Coringa: Delírio a Dois fracassa na tentativa de tratar com urgência as consequências indesejáveis do primeiro filme, infelizmente, por fazê-lo sem buscar compreender o que as catalisou em primeiro lugar. Todd Phillips, em sua ânsia pela assinatura criativa, blinda-se de ser atravessado pela carga pré-existente nos signos que decide operacionalizar, se tornando incapaz de conceber, formal e tematicamente, uma linguagem que dê conta da retórica moral e da proposta estética de sua obra.

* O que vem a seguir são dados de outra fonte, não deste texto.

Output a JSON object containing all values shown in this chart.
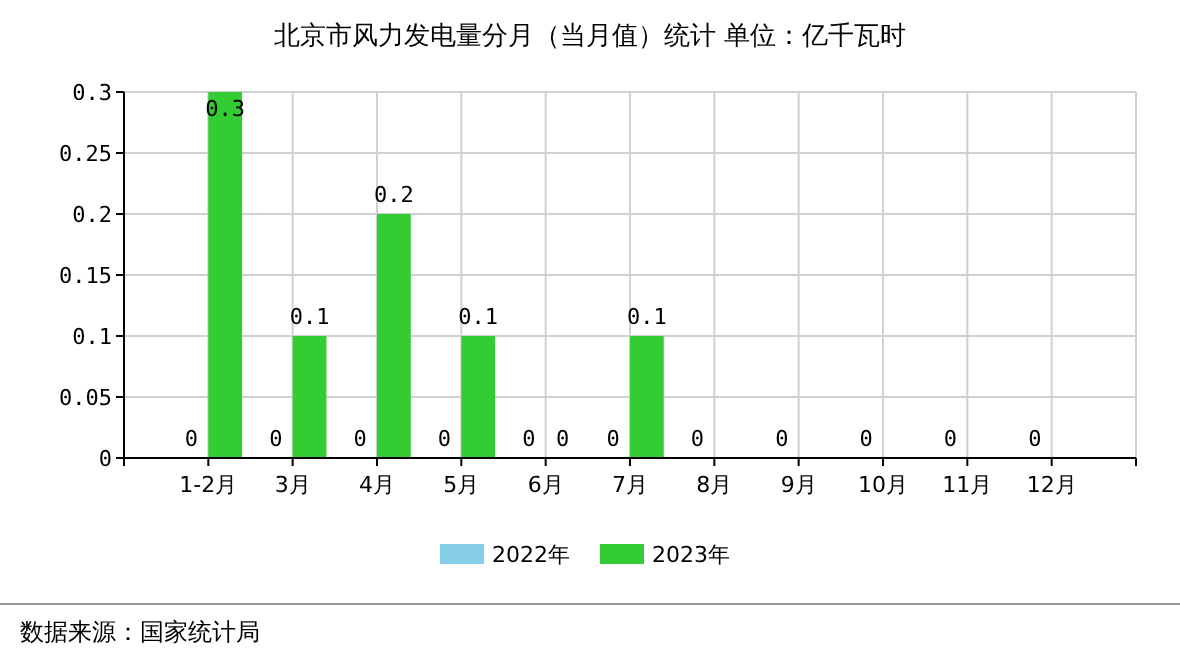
{
  "chart_data": {
    "type": "bar",
    "title": "北京市风力发电量分月（当月值）统计 单位：亿千瓦时",
    "categories": [
      "1-2月",
      "3月",
      "4月",
      "5月",
      "6月",
      "7月",
      "8月",
      "9月",
      "10月",
      "11月",
      "12月"
    ],
    "series": [
      {
        "name": "2022年",
        "color": "#87ceeb",
        "values": [
          0,
          0,
          0,
          0,
          0,
          0,
          0,
          0,
          0,
          0,
          0
        ]
      },
      {
        "name": "2023年",
        "color": "#33cc33",
        "values": [
          0.3,
          0.1,
          0.2,
          0.1,
          0,
          0.1,
          null,
          null,
          null,
          null,
          null
        ]
      }
    ],
    "ylim": [
      0,
      0.3
    ],
    "yticks": [
      0,
      0.05,
      0.1,
      0.15,
      0.2,
      0.25,
      0.3
    ],
    "grid": true,
    "legend": "bottom",
    "data_labels": true,
    "annotations": [
      "数据来源：国家统计局"
    ]
  }
}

Não se trata de temer personagens moralmente dúbios, da obrigação de condená-los, de limitar o cinema às tradições de gêneros cinematográficos ou às versões originais de quadrinhos (não creio que um verdadeiro apreciador de nenhuma das artes deveria defender isso). O que falta é o respeito de compreender a riqueza contida nas referências, que já é conhecida pelo público e compõe sua recepção, mesmo que só de maneira instintiva e sensível. Cantar a fantasia da própria mente será sempre uma proposta válida, mas pouco vale a canção que, para ecoar, precisa tornar o mundo em algo vazio.